Metric Alert Threshold Why It Matters
cache_hit_ratio < 0.80 Low hit ratio means cache space is wasted — not saving enough time
cache_eviction_rate > 1000/s Thrashing — cache too small, trade-off not working
p99_latency_ms > 50 ms Time budget exceeded — need more caching or precomputation
memory_usage_percent > 85% Space budget nearly exhausted — reduce cache size or optimize
bloom_filter_false_positive_rate > 5% Filter too small — increase bit array size
db_index_size_ratio > 0.30 Index consuming too much disk — consider partial indexes

Failure Modes

  • Cache stampede / thundering herd: Many concurrent cache misses for the same key → all hit DB simultaneously. Fix: lock per key, probabilistic early expiration, or request coalescing.
  • Memory exhaustion: Unbounded cache growth fills available RAM → OOM kills.
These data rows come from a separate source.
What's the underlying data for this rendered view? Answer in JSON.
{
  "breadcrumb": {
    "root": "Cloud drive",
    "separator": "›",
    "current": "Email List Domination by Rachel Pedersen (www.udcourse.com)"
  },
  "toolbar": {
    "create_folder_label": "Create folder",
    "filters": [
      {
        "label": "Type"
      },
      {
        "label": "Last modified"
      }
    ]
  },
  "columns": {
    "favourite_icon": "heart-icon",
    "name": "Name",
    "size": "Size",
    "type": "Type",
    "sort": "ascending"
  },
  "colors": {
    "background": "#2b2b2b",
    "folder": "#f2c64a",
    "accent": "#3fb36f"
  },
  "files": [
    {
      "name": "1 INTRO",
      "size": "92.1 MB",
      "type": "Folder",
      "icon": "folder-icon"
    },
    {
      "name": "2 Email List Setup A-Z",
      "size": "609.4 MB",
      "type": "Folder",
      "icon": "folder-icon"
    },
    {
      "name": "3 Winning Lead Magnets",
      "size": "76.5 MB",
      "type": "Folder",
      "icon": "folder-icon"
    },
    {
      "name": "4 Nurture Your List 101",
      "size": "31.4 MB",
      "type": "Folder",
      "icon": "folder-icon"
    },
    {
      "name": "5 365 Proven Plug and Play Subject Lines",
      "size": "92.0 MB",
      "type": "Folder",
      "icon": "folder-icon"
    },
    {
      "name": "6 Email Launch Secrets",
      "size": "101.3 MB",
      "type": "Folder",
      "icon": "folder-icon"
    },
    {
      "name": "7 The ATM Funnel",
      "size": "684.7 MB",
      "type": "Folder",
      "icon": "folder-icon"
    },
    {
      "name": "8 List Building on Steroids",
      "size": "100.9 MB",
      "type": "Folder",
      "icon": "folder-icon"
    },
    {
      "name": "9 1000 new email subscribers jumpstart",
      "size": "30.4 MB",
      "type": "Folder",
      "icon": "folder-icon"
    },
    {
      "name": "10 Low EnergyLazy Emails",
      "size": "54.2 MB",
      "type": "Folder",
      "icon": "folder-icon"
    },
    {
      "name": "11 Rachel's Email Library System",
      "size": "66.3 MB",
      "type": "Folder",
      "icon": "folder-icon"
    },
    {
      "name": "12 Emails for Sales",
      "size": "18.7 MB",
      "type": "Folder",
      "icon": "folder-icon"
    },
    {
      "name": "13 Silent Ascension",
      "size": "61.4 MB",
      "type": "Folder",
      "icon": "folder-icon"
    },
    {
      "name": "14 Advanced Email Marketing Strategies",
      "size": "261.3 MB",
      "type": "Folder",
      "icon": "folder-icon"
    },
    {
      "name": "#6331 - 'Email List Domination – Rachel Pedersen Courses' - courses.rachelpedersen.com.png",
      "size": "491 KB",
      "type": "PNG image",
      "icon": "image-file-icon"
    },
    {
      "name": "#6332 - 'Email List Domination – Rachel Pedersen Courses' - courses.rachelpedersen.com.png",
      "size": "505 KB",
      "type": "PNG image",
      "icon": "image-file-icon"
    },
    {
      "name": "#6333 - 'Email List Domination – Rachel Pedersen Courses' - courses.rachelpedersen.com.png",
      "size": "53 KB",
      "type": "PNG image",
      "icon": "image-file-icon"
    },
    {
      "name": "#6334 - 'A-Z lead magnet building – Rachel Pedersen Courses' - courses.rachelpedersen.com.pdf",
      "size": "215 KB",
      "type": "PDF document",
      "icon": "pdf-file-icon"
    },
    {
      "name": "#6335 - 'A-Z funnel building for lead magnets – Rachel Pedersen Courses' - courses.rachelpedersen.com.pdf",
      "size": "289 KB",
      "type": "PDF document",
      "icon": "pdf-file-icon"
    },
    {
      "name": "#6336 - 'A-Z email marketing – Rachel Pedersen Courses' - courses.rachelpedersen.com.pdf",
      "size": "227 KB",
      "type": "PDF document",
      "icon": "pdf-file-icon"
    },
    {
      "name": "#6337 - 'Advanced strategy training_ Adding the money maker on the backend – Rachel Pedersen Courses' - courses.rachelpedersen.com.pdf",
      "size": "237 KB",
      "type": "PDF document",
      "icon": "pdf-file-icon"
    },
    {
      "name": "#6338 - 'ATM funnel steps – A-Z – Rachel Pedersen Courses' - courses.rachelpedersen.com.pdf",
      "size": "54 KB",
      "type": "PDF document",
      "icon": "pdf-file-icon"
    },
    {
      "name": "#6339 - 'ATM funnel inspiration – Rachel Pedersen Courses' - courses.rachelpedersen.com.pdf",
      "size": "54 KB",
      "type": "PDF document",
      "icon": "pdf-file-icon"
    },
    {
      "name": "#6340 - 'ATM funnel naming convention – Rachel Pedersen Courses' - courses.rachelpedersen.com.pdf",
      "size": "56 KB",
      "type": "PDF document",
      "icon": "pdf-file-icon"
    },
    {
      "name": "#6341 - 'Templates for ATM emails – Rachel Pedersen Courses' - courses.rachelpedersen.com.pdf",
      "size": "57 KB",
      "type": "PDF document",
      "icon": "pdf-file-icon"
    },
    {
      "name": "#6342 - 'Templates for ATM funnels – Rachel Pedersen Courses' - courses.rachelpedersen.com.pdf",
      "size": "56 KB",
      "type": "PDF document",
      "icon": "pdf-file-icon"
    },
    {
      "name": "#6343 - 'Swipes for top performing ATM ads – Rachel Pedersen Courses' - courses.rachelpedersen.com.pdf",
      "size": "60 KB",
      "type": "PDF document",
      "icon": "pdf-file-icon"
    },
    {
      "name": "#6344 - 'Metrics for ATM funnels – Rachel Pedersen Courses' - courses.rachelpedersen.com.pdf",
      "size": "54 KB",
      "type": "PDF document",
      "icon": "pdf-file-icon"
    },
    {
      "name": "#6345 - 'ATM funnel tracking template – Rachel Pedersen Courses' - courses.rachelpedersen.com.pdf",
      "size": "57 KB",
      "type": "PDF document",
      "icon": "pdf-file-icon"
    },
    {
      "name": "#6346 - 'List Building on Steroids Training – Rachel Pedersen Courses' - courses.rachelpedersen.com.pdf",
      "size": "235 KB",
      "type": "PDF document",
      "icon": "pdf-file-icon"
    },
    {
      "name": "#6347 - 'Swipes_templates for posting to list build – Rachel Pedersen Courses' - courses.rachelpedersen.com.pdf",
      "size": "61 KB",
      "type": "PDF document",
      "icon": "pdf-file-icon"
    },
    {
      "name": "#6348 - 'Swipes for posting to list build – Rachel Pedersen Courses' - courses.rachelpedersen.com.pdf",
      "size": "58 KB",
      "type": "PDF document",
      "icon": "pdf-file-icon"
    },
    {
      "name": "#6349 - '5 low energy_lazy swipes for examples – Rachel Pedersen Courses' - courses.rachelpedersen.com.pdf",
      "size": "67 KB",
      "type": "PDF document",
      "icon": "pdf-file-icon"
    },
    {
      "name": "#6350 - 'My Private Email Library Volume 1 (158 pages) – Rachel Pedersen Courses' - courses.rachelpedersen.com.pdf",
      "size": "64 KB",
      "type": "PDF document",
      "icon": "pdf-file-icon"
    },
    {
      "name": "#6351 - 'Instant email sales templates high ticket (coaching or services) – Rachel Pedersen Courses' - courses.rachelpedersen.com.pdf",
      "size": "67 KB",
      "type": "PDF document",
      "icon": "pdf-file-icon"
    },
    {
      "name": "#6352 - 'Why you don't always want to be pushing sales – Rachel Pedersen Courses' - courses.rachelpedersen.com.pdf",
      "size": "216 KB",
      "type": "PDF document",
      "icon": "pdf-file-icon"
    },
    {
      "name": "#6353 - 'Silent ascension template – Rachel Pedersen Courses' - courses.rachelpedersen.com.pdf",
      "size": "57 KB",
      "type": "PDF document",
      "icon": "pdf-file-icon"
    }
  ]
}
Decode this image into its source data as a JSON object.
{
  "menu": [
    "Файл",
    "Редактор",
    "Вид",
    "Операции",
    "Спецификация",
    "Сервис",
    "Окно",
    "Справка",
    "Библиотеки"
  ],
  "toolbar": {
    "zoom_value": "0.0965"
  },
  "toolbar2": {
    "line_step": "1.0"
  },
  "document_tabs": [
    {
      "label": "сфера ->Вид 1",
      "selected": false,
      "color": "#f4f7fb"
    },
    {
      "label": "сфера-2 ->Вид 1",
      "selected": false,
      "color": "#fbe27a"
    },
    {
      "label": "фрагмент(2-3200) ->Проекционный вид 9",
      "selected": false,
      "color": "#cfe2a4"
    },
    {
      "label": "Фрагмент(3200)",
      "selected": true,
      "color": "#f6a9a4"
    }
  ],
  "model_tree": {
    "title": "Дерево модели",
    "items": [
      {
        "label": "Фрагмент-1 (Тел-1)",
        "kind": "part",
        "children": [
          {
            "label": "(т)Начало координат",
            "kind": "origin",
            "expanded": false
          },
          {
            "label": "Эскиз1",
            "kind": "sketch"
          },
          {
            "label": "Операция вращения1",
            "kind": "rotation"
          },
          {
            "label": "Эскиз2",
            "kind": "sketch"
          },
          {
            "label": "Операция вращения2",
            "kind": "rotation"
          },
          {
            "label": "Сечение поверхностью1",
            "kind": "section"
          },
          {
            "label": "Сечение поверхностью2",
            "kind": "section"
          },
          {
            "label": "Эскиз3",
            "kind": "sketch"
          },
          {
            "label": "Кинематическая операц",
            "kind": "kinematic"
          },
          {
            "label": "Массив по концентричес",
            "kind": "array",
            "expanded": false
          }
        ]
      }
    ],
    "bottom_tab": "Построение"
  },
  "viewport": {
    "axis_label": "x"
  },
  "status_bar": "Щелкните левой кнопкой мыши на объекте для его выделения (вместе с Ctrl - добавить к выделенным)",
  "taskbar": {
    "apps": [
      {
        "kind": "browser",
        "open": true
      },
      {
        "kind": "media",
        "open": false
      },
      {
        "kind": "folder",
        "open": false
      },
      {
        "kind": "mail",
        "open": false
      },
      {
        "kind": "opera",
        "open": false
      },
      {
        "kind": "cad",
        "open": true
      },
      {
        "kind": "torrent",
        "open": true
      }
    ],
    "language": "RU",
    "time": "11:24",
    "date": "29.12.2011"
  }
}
Fix: LRU eviction, TTL, max size limits. Monitor with memory_usage_percent.
  • Hot partition: One cache shard receives disproportionate traffic (celebrity problem). Fix: replicate hot keys, use consistent hashing with virtual nodes.
  • Stale read cascade: Cache serves stale data after write → downstream services propagate stale state. Fix: write-through cache, cache invalidation on write, or short TTLs.
  • Bloom filter saturation: Too many elements inserted → false positive rate approaches 1.0. Fix: monitor FP rate, rebuild with larger size when threshold exceeded.
  • Index bloat: Too many database indexes slow writes and consume disk. Fix: audit unused indexes, use partial/filtered indexes, monitor index-to-data size ratio.

Summary

At the senior level, time-space trade-offs become architecture decisions spanning caches, databases, CDNs, and distributed data structures. You choose between consistency models (strong vs eventual), space-efficient probabilistic structures (Bloom filters, HyperLogLog), and caching strategies (read-through, write-behind, cache-aside). Every component in a distributed system represents a time-space trade-off — understanding these trade-offs and their failure modes is essential for building reliable, performant systems at scale.